Le Moyen Age a voulu à sa manière dresser le corps mystique de la Nef. L'âme est une nacelle, frêle esquif abandonné aux courants des désirs, tenu par le seul vent de l'Esprit, lequel souffle à sa guise. A l'aube sceptique de la Renaissance, quand l'évidence de la folie se libère de toute image du monde, Bosch et Rabelais éclairent une dernière fois l'allégorie de ces voyages, qui pouvaient alors se faire sur place : l'expédition est intérieure. Ainsi la Nef de Bosch raconte une dernière fois l'histoire des Argonautes : à la place du mât central, Bosch a peint un jeune arbre. A sa cime crèche une petite chevêche, qui regarde de ses yeux ronds la scène des dingues déjà pris de boisson. C'est l'oiseau d'Athéna, sa vigie, bête de sagesse, de prudence. Or la déesse dirigea la construction du navire, employant comme bois les chênes prophétiques de Dodone. Au sanctuaire, pour entendre les dieux, on écoutait les bruissements du vent dans les feuillages. Placé sur Argo, le grand mât maintenait Dodone. En mer, le mât prophétique murmurait et rendait des oracles, captant les vents dans les ramures du navire, conduisant Orphée, Jason et Médée aux limites du visible. Chez Bosch, l'arbre de cocagne couvre les fous de sa ramure : c'est encore un mât chamanique.
Quand se trouble la foi médiévale, Rabelais une dernière fois associe le carnaval et les visions argonautes. Les Aventures de Pantagruel décrivent une longue équipée aux pays de la Folie. Périple à l'antique où rien ne manque. Un mystère initial transcendant toute raison : la vie. Un pèlerinage égrenant les épreuves : tempête, rumeurs prophétiques, archipels de mystère figurant schismes ou énigmes du monde. Enfin l'oracle final de Bacbuc : la Bouteille.

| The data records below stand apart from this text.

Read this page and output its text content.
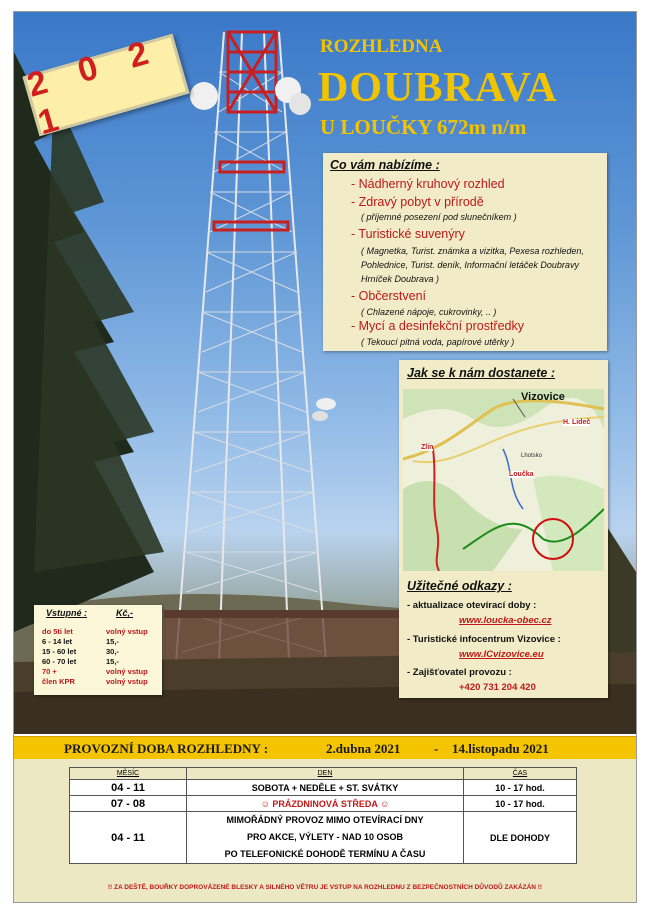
2 0 2 1
ROZHLEDNA
DOUBRAVA
U LOUČKY 672m n/m
Co vám nabízíme :
- Nádherný kruhový rozhled
- Zdravý pobyt v přírodě
( příjemné posezení pod slunečníkem )
- Turistické suvenýry
( Magnetka, Turist. známka a vizitka, Pexesa rozhleden,
Pohlednice, Turist. deník, Informační letáček Doubravy
Hrníček Doubrava )
- Občerstvení
( Chlazené nápoje, cukrovinky, .. )
- Mycí a desinfekční prostředky
( Tekoucí pitná voda, papírové utěrky )
Jak se k nám dostanete :
Vizovice
Zlín
H. Lideč
Loučka
Lhotsko
Užitečné odkazy :
- aktualizace otevírací doby :
www.loucka-obec.cz
- Turistické infocentrum Vizovice :
www.ICvizovice.eu
- Zajišťovatel provozu :
+420 731 204 420
Vstupné :	Kč,-
do 5ti let	volný vstup
6 - 14 let	15,-
15 - 60 let	30,-
60 - 70 let	15,-
70 +	volný vstup
člen KPR	volný vstup
PROVOZNÍ DOBA ROZHLEDNY :	2.dubna 2021	- 14.listopadu 2021
MĚSÍC	DEN	ČAS
04 - 11	SOBOTA + NEDĚLE + ST. SVÁTKY	10 - 17 hod.
07 - 08	☺ PRÁZDNINOVÁ STŘEDA ☺	10 - 17 hod.
04 - 11	MIMOŘÁDNÝ PROVOZ MIMO OTEVÍRACÍ DNY
PRO AKCE, VÝLETY - NAD 10 OSOB
PO TELEFONICKÉ DOHODĚ TERMÍNU A ČASU	DLE DOHODY
!! ZA DEŠTĚ, BOUŘKY DOPROVÁZENÉ BLESKY A SILNÉHO VĚTRU JE VSTUP NA ROZHLEDNU Z BEZPEČNOSTNÍCH DŮVODŮ ZAKÁZÁN !!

Bien sûr, il s'agit également d'un voyage sur place : on n'a pas bougé. Si "Drink !" est le mot de l'oracle, c'est qu'en pays de Lanterne il est ensemble moyen et terme de l'initiation, sa ligne, son vecteur. Version bouffonne de l'adage delphique "connais qui tu es", ce savoir est dans le vin. Aux angoisses des modernes, il transmet les savoirs anciens qu'il déguise en ivresse. Geste cynique et léger, qui dit ensemble le fond du désir, la folie intime, la sagesse de la chair : oui, bois, la bouteille est bien là, à portée de la main, d'ailleurs tu es dedans, comme tu es sur le pont, l'Isle sonnante est en toi, pauvre fou. Le lecteur choque le verre, sur ce son ferme le livre. Dans ce geste ordinaire, il se sait, se rejoint : il est bien là, en berlue, sur la barque. Pour longtemps.